12 January 2004

You're Over-Qualified

Economics
Me
Technology

It's one of the classic unfair reasons for not hiring someone, and to the best of my knowledge it is - unlike "it's a man's job" or "you're too old" - entirely legal.

God, how I wish they'd said that to me when I applied for my new job. I've been here for over a month now, and so far the only challenges I've had have been job-related, not work-related. That is, I've had the challenge of finding the wiring closets for the college Library, or figuring out who's responsible for creating network accounts for adjunct faculty, or getting them to give me keys to the department office.

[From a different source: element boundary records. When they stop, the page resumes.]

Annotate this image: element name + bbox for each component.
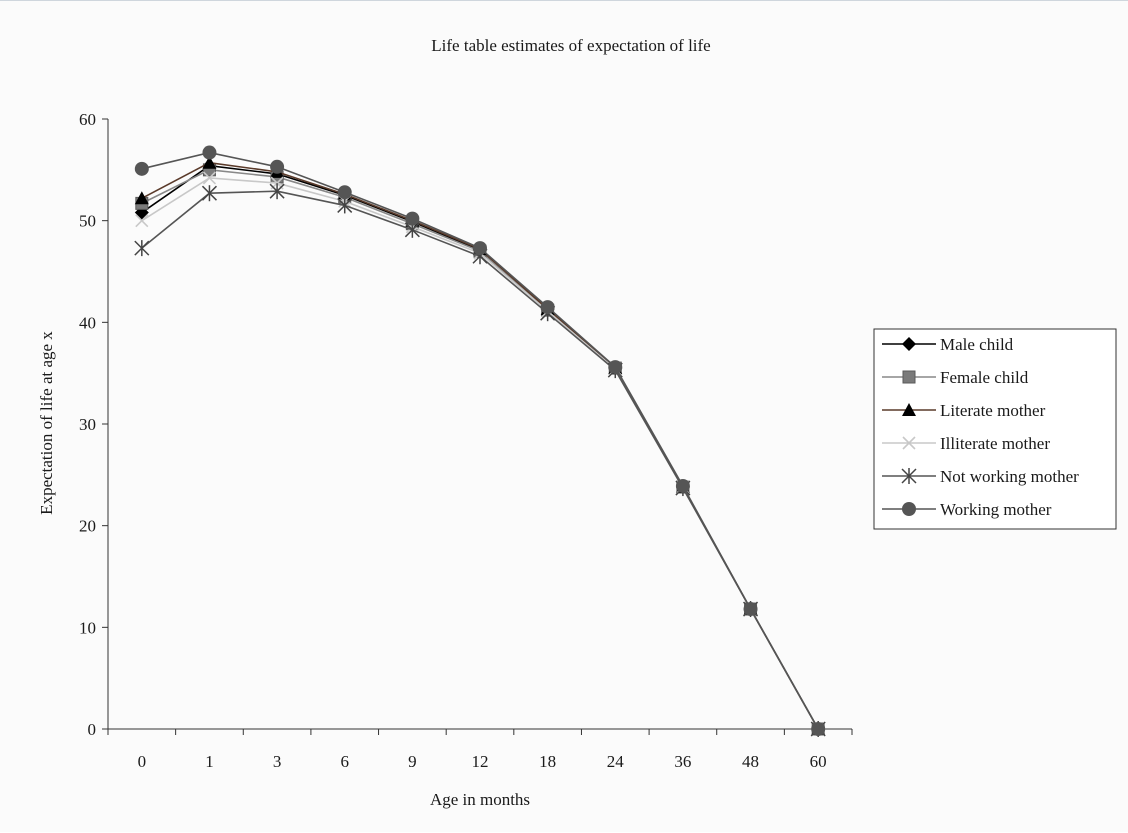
legend-box (873, 328, 1117, 530)
data-point (202, 171, 217, 185)
legend-label: Male child (940, 335, 1014, 354)
chart-title: Life table estimates of expectation of l… (431, 36, 710, 55)
y-tick-label: 30 (79, 415, 96, 434)
data-point (405, 211, 420, 226)
y-tick-label: 10 (79, 618, 96, 637)
x-tick-label: 9 (408, 752, 417, 771)
data-point (269, 183, 285, 200)
data-point (337, 185, 352, 200)
data-point (134, 161, 149, 176)
data-point (540, 300, 555, 315)
data-point (337, 197, 353, 214)
legend-item: Working mother (882, 500, 1052, 519)
legend-marker (902, 403, 916, 416)
data-point (473, 241, 487, 256)
data-point (202, 145, 217, 160)
legend-item: Not working mother (882, 467, 1079, 486)
x-tick-label: 3 (273, 752, 282, 771)
x-tick-label: 60 (810, 752, 827, 771)
x-tick-label: 18 (539, 752, 556, 771)
y-axis-title: Expectation of life at age x (37, 331, 56, 515)
data-point (134, 191, 149, 205)
data-point (201, 185, 217, 202)
legend-marker (902, 436, 916, 450)
legend-marker (902, 502, 916, 516)
y-tick-label: 0 (88, 720, 97, 739)
legend-label: Not working mother (940, 467, 1079, 486)
legend-marker (901, 468, 917, 484)
legend-marker (902, 370, 916, 384)
series-line-4 (141, 190, 819, 730)
x-tick-label: 12 (472, 752, 489, 771)
data-point (811, 722, 826, 736)
data-point (202, 155, 217, 169)
series-lines (134, 145, 826, 737)
legend-marker (902, 337, 916, 351)
y-tick-label: 20 (79, 517, 96, 536)
legend-item: Female child (882, 368, 1029, 387)
legend-label: Literate mother (940, 401, 1046, 420)
x-tick-label: 36 (674, 752, 691, 771)
x-tick-label: 1 (205, 752, 214, 771)
data-point (135, 214, 149, 228)
data-point (675, 479, 690, 494)
x-tick-label: 0 (138, 752, 147, 771)
legend-label: Illiterate mother (940, 434, 1050, 453)
data-point (743, 602, 758, 617)
data-point (134, 240, 150, 257)
y-tick-label: 40 (79, 313, 96, 332)
legend-item: Literate mother (882, 401, 1046, 420)
x-tick-label: 6 (340, 752, 349, 771)
x-tick-label: 24 (607, 752, 625, 771)
legend-label: Working mother (940, 500, 1052, 519)
data-point (270, 159, 285, 174)
x-axis-title: Age in months (430, 790, 530, 809)
legend-item: Illiterate mother (882, 434, 1050, 453)
series-line-5 (141, 151, 819, 730)
y-tick-label: 60 (79, 110, 96, 129)
x-tick-label: 48 (742, 752, 759, 771)
y-tick-label: 50 (79, 212, 96, 231)
data-point (608, 360, 623, 375)
legend-item: Male child (882, 335, 1014, 354)
legend: Male child Female child Literate mother Ill… (873, 328, 1117, 530)
legend-label: Female child (940, 368, 1029, 387)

The closest I've come to a technological challenge - something related to the work I was hired to do - has been distributing software updates to lab workstations using the system the people here use. But that's really more of a training issue. The rest of my work here has been b-o-r-i-n-g crap that a kid just out of college with proper training could do.

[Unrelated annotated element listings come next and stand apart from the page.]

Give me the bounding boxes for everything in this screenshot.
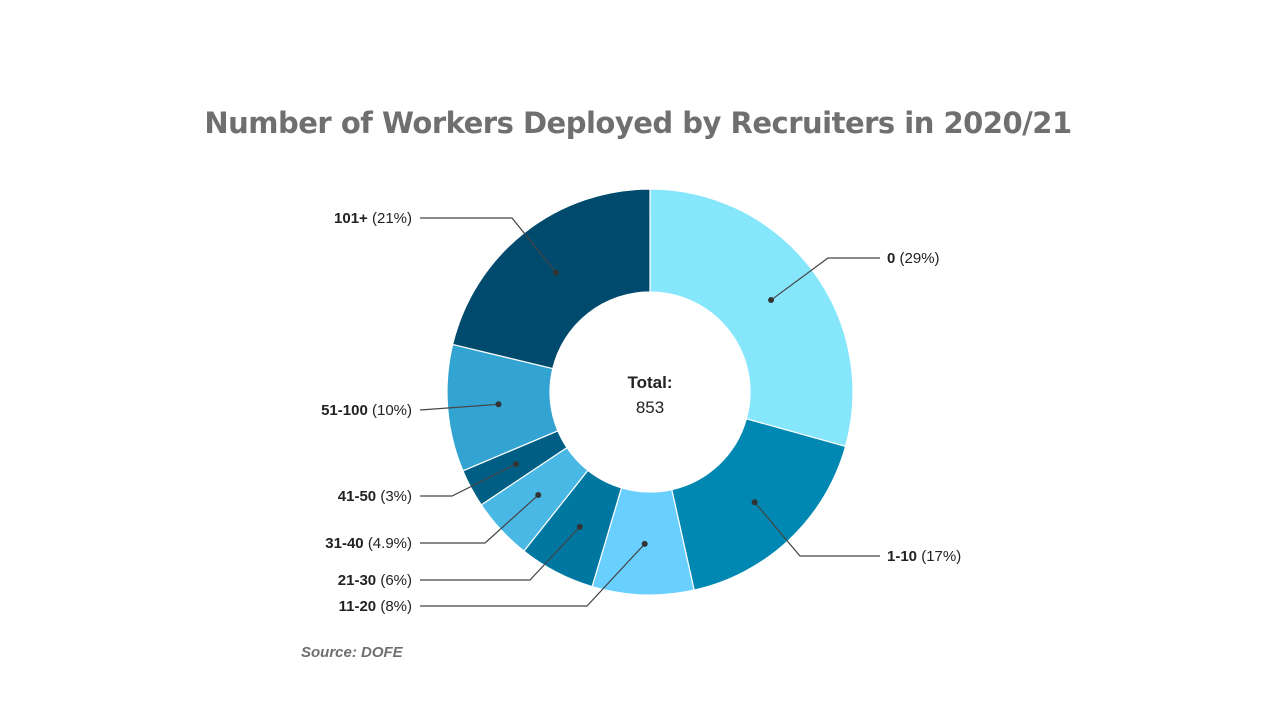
- data-label: 1-10 (17%): [887, 548, 961, 565]
- leader-line: [419, 403, 499, 411]
- data-label: 51-100 (10%): [321, 402, 412, 419]
- data-label: 0 (29%): [887, 250, 940, 267]
- leader-dot: [495, 401, 502, 408]
- slice-101+: [451, 188, 651, 370]
- data-label: 21-30 (6%): [338, 572, 412, 589]
- data-label-percent: (21%): [372, 210, 412, 227]
- data-label: 11-20 (8%): [339, 598, 412, 615]
- chart-title: Number of Workers Deployed by Recruiters…: [204, 106, 1072, 140]
- leader-line: [420, 494, 539, 544]
- leader-dot: [513, 461, 520, 468]
- data-label-category: 0: [887, 250, 895, 267]
- data-label-category: 11-20: [339, 598, 377, 615]
- leader-dot: [576, 523, 583, 530]
- source-note: Source: DOFE: [301, 644, 403, 661]
- leader-line: [420, 463, 517, 497]
- data-label-percent: (6%): [380, 572, 412, 589]
- data-label-category: 51-100: [321, 402, 368, 419]
- center-label: Total:: [627, 373, 672, 392]
- data-label-category: 41-50: [338, 488, 376, 505]
- data-label-percent: (8%): [380, 598, 412, 615]
- data-label: 41-50 (3%): [338, 488, 412, 505]
- leader-line: [770, 257, 880, 301]
- leader-dot: [751, 499, 758, 506]
- data-label-category: 21-30: [338, 572, 376, 589]
- data-label-category: 101+: [334, 210, 368, 227]
- slice-0: [649, 188, 854, 448]
- leader-dot: [535, 492, 542, 499]
- slice-1-10: [671, 418, 847, 591]
- data-label-category: 1-10: [887, 548, 917, 565]
- leader-line: [420, 217, 557, 273]
- leader-line: [754, 501, 880, 557]
- leader-dot: [768, 297, 775, 304]
- data-label-percent: (17%): [921, 548, 961, 565]
- leader-dot: [641, 540, 648, 547]
- data-label-percent: (3%): [380, 488, 412, 505]
- leader-dot: [552, 269, 559, 276]
- leader-line: [420, 543, 646, 607]
- center-value: 853: [636, 398, 664, 417]
- leader-line: [420, 526, 581, 581]
- data-label-category: 31-40: [325, 535, 363, 552]
- data-label-percent: (10%): [372, 402, 412, 419]
- data-label: 31-40 (4.9%): [325, 535, 412, 552]
- data-label: 101+ (21%): [334, 210, 412, 227]
- data-label-percent: (4.9%): [368, 535, 412, 552]
- data-label-percent: (29%): [900, 250, 940, 267]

In fact, one of my co-workers, hired a few weeks before me, is a kid just out of college. Community College. My 16 years of professional experience and 7.75 academic years of college education are of no real value to me here. And in fact, the kid is actually way ahead of me in many areas, because he's been a student here at the college, knows his way around, and is already pretty familiar with the specific software they use.

Just being bored isn't the only reason I hate this job. Being frustrated at the lack of training and orientation I've received (which makes me effectively incompetent at so many things), and the dept "culture" of focusing more on "we don't do that" than on finding ways to solve people's problems (while claiming that "customer service" is of prime importance), are a big part of why I hate this job. But if they'd just had the kindness to say "no, thanks" when I applied, I could have spent the last two months just joylessly job hunting instead of getting my hopes up and then having them shat upon like this.